Un épuisement mental certain
Enfin, l’ultime difficulté que l’on pourrait citer est une forme d’épuisement mental, qui est sans doute commun à la couverture de beaucoup de zones de conflit. Rachida El Azzouzi relativise : « Travailler sur un tel sujet, qui ne laisse entrevoir que le chaos et la guerre, la voie de l’annihilation, le peu d’espoir de paix, entraîne évidemment une fatigue mentale, mais c’est insignifiant à côté des souffrances que nous documentons de part et d’autre. »
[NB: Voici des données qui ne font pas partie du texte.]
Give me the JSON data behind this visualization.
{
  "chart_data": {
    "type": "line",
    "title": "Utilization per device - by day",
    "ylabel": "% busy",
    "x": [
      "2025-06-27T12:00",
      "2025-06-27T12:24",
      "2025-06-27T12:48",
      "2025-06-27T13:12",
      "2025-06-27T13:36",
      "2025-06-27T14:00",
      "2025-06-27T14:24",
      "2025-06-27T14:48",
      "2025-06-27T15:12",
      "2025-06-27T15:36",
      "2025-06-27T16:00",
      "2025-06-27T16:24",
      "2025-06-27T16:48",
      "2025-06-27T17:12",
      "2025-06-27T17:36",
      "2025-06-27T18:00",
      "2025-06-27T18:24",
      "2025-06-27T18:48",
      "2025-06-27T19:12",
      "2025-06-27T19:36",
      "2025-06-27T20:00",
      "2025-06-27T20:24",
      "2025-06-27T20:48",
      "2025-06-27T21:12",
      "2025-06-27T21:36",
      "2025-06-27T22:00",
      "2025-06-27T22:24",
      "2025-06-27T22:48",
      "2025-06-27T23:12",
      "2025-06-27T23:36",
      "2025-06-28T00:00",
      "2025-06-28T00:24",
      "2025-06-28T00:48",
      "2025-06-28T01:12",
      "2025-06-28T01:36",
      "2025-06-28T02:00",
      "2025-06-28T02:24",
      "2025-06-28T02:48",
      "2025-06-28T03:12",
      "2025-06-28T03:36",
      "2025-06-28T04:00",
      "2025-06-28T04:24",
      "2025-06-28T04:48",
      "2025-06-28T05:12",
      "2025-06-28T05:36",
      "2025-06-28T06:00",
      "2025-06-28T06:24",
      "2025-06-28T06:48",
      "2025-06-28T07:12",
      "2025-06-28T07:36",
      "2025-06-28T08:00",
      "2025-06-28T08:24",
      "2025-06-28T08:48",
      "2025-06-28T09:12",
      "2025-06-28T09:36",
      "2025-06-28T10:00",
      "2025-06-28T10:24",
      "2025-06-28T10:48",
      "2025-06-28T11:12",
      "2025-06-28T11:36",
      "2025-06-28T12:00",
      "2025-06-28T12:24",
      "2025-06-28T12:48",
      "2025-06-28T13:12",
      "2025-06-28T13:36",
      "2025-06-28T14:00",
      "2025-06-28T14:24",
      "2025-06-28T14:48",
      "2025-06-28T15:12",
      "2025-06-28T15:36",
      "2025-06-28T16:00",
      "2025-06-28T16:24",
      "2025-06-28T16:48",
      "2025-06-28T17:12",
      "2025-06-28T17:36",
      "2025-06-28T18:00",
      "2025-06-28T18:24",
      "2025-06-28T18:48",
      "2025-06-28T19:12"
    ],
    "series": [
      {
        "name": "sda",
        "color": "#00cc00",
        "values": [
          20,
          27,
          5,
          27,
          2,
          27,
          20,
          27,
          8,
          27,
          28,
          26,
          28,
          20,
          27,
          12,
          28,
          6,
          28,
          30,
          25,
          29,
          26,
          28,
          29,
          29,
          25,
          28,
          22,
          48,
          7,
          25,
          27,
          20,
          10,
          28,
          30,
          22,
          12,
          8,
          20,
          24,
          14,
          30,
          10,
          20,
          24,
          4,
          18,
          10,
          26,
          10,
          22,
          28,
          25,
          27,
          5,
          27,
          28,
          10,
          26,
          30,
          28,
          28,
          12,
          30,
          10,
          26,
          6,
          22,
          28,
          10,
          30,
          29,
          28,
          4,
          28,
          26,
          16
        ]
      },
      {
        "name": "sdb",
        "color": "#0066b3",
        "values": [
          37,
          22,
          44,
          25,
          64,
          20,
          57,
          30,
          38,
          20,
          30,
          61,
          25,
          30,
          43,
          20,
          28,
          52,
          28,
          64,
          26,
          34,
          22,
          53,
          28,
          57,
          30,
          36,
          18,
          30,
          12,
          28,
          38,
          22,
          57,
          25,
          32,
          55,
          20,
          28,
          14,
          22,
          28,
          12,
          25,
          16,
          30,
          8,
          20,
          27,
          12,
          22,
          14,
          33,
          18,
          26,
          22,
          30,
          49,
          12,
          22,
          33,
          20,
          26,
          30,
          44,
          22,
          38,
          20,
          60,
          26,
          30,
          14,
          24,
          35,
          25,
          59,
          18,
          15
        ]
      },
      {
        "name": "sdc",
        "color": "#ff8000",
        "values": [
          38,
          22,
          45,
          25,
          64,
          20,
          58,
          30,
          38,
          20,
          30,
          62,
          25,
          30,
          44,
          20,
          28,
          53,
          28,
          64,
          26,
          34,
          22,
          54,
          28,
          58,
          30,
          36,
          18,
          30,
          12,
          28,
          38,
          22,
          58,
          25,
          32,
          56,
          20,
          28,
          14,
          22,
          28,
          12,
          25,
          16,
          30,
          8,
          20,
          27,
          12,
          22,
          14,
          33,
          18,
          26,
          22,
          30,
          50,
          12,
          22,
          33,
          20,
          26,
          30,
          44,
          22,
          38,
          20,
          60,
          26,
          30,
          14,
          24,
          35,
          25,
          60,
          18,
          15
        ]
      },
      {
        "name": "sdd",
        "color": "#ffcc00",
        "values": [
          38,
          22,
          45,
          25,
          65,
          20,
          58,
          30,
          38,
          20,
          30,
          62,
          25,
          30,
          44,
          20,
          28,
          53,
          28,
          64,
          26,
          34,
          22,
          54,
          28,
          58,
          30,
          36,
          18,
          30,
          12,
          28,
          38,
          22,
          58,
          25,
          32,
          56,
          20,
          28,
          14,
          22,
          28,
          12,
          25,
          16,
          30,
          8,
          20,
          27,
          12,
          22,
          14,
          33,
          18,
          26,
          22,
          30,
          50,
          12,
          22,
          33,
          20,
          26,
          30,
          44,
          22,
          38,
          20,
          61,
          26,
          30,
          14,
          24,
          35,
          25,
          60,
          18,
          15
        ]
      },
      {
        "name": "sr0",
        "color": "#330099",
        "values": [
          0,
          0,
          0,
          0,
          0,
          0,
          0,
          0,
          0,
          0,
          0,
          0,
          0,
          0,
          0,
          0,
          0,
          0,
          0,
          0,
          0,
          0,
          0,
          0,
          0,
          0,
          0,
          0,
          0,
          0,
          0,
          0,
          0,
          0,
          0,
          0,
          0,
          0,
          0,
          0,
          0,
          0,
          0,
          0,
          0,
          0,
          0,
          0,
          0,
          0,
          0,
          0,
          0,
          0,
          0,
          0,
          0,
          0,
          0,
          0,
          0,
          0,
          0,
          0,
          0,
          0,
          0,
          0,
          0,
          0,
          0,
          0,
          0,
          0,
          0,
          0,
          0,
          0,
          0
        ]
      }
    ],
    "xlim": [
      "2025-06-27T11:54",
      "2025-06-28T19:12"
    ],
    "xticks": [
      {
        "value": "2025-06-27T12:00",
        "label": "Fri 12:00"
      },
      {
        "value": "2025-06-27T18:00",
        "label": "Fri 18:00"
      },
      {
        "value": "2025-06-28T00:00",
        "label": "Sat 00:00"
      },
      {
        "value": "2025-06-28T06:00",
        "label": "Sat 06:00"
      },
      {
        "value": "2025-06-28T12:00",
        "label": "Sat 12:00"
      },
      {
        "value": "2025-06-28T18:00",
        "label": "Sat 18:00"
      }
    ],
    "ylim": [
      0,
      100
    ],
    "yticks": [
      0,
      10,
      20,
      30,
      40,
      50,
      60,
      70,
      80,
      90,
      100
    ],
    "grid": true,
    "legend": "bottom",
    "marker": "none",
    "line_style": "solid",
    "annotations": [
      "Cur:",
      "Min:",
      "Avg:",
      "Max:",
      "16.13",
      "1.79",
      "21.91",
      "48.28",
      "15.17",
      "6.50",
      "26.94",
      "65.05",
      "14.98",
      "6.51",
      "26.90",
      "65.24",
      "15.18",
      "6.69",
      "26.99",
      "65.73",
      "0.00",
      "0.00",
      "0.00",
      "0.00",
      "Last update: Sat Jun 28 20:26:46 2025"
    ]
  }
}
Ce qui se ressent chez les journalistes engagés pour continuer à faire un travail de qualité, c’est aussi, malgré la fatigue, un refus de se résigner. « Nous ne devons pas nous taire, détourner le regard. Nous devons forcer le monde à regarder ce qu’il ne veut pas voir, ce qu’il ne veut pas nommer. On doit relayer les SOS qui nous viennent de Gaza, documenter ce qu’il se passe à distance puisque nous y sommes condamnés pour l’heure », martèle Rachida El Azzouzi.